7) Bill Bryson. A friend gave me a copy of Bryson’s “A Walk in the Woods” many years ago, and I’ve been a fan since that day. “The Life and Times of the Thunderbolt Kid,” Bryson’s comic memoir, is an instant cure for the blues, but be warned: The first time I read it, I laughed so hard that I almost fell out of my bed.
8) Virginia Woolf. Woolf once observed that even harder than expressing oneself as a writer is being oneself. Woolf mastered both skills, and “The Common Reader,” which assembles her best literary criticism, is my gold standard for what writing should be. I chafe at the frequent classification of Woolf as a “women’s writer”; she was a genius who belongs to us all.
9) David McCullough. McCullough worked as a magazine writer before turning to history books, and he brings a journalist’s sense of urgency to his accounts of the American Revolution, Harry Truman, the building of the Panama Canal. That’s why his books are so engaging, and why they occupy a place of honor on my shelf.

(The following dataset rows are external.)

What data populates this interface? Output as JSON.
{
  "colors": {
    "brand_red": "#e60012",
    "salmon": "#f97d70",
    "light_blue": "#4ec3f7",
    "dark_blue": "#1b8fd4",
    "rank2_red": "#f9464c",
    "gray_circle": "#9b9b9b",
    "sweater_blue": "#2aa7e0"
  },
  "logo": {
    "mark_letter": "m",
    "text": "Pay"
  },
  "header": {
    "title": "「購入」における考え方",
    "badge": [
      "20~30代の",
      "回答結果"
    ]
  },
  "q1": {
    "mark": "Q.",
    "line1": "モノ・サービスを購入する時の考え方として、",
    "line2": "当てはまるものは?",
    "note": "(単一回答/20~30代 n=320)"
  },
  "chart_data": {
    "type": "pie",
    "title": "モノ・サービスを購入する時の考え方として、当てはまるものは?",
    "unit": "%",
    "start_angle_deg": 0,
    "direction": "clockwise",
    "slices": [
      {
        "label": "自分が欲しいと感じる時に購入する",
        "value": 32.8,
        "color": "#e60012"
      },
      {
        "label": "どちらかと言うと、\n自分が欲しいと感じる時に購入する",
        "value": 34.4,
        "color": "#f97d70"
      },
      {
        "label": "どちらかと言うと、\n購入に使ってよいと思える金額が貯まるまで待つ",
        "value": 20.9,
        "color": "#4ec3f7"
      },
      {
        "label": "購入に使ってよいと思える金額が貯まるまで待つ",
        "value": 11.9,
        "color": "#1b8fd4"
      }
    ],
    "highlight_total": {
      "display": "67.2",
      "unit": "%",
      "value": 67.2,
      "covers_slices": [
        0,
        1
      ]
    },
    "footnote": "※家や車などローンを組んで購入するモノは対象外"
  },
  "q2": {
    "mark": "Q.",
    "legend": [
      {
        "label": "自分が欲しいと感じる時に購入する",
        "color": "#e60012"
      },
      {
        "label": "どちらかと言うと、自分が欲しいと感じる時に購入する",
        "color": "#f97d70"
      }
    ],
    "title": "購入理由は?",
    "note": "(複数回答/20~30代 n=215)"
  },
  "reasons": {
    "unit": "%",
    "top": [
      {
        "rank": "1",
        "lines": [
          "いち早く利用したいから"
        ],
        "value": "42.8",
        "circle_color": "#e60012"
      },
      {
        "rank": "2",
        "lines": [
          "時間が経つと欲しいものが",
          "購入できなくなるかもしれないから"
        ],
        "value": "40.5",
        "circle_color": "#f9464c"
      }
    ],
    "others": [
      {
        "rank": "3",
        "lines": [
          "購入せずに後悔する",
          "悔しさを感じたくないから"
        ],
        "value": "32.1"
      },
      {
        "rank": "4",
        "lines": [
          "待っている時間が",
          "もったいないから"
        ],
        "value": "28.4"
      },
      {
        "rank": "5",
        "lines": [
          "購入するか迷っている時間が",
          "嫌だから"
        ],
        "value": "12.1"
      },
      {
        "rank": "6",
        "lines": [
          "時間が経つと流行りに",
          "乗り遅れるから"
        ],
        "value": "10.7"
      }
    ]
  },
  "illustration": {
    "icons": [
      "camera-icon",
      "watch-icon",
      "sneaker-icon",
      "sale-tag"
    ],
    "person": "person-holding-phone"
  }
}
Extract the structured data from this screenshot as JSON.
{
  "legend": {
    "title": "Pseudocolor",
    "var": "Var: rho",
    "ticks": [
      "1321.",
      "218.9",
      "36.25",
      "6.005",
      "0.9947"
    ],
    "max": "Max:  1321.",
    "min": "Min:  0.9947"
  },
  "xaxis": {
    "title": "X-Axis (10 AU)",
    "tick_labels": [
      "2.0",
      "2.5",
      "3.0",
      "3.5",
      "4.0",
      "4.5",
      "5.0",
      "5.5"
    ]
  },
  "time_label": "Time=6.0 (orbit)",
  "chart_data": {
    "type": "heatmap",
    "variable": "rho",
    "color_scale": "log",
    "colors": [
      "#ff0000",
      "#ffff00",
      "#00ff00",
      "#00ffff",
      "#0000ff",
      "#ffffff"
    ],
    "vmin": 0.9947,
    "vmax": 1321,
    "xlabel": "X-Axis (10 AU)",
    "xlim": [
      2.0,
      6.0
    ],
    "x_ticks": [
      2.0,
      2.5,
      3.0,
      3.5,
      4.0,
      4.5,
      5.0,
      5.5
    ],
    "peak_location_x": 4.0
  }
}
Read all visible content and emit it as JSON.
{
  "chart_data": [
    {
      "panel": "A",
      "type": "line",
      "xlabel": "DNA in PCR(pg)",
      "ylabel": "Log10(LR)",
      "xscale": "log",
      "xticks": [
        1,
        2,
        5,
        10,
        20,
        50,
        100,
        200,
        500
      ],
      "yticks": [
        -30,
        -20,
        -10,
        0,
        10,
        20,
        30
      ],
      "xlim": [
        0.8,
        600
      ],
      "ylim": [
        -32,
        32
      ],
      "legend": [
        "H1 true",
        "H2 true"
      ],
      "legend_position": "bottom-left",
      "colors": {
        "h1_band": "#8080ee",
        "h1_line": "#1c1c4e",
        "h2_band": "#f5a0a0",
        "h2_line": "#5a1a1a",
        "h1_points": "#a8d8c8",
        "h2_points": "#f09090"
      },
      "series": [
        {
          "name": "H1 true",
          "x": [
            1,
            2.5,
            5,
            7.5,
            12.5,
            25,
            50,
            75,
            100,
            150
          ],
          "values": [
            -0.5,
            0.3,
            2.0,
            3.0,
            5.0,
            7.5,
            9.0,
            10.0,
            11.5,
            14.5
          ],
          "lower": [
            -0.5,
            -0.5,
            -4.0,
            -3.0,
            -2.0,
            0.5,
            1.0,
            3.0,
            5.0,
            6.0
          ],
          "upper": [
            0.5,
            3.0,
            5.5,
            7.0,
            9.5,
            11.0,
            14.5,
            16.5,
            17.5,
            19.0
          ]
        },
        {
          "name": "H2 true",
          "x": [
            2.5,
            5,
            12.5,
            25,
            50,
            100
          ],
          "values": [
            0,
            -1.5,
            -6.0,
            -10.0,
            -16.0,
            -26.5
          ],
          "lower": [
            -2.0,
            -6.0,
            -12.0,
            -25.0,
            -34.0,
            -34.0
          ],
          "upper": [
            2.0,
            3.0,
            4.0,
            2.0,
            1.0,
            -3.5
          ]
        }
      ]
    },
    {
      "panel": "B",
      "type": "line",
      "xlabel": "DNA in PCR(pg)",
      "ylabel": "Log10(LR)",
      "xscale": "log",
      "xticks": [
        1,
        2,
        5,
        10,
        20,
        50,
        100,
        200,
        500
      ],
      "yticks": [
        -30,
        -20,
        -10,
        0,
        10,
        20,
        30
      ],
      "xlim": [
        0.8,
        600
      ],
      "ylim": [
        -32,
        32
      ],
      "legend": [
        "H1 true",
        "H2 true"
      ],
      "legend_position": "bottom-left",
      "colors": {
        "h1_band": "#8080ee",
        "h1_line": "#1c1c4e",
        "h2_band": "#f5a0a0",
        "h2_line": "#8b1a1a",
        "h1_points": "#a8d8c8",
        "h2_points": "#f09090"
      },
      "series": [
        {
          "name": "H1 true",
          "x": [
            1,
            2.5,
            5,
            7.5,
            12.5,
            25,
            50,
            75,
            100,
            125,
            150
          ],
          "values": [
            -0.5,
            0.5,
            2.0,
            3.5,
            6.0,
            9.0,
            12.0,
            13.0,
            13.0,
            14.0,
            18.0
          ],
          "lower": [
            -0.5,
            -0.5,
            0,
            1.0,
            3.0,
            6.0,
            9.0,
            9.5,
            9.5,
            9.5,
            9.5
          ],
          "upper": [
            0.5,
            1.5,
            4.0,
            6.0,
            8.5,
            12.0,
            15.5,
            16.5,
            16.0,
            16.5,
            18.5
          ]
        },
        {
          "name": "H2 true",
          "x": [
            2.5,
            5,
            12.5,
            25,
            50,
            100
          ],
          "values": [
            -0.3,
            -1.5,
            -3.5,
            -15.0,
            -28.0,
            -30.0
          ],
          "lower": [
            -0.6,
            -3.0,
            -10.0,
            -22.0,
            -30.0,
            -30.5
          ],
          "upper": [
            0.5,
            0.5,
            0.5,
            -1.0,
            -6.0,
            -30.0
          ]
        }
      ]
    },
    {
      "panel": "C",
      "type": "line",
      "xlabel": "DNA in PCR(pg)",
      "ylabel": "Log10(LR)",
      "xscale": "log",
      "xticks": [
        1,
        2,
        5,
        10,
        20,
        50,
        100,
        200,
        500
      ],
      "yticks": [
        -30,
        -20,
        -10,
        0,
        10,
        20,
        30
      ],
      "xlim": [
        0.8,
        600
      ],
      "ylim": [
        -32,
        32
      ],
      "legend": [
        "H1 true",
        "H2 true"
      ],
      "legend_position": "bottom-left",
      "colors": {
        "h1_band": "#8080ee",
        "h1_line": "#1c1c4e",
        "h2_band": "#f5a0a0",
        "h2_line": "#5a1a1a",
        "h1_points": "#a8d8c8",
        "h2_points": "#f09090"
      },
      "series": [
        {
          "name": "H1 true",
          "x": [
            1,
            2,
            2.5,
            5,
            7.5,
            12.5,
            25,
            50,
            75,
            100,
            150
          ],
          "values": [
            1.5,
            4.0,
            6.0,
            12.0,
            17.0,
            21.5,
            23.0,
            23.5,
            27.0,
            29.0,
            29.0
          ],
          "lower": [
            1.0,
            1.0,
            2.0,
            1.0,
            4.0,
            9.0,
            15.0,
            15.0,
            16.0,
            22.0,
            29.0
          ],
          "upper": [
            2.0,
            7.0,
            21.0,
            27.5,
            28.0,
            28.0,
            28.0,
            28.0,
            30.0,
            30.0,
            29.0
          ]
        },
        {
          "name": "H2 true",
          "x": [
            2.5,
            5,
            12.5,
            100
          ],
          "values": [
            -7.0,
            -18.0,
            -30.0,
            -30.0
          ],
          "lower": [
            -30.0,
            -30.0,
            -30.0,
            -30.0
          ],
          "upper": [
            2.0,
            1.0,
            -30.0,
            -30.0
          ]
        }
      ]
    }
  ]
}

10) Verlyn Klinkenbourg. Klinkenbourg, until last year a member of The New York Times editorial board, reminded readers in his essays about his upstate New York farm that news can come from unlikely places – the shape of a cloud, the gaze of a cow, the wind working its way through trees and pastures. Too bad that his “The Rural Life” column no longer appears in the Times, although his best work, assembled in two “Rural Life” collections, is a continuing instruction in how to write well.
Danny Heitman, a columnist for The Advocate newspaper in Louisiana, is the author of “A Summer of Birds: John James Audubon at Oakley House.”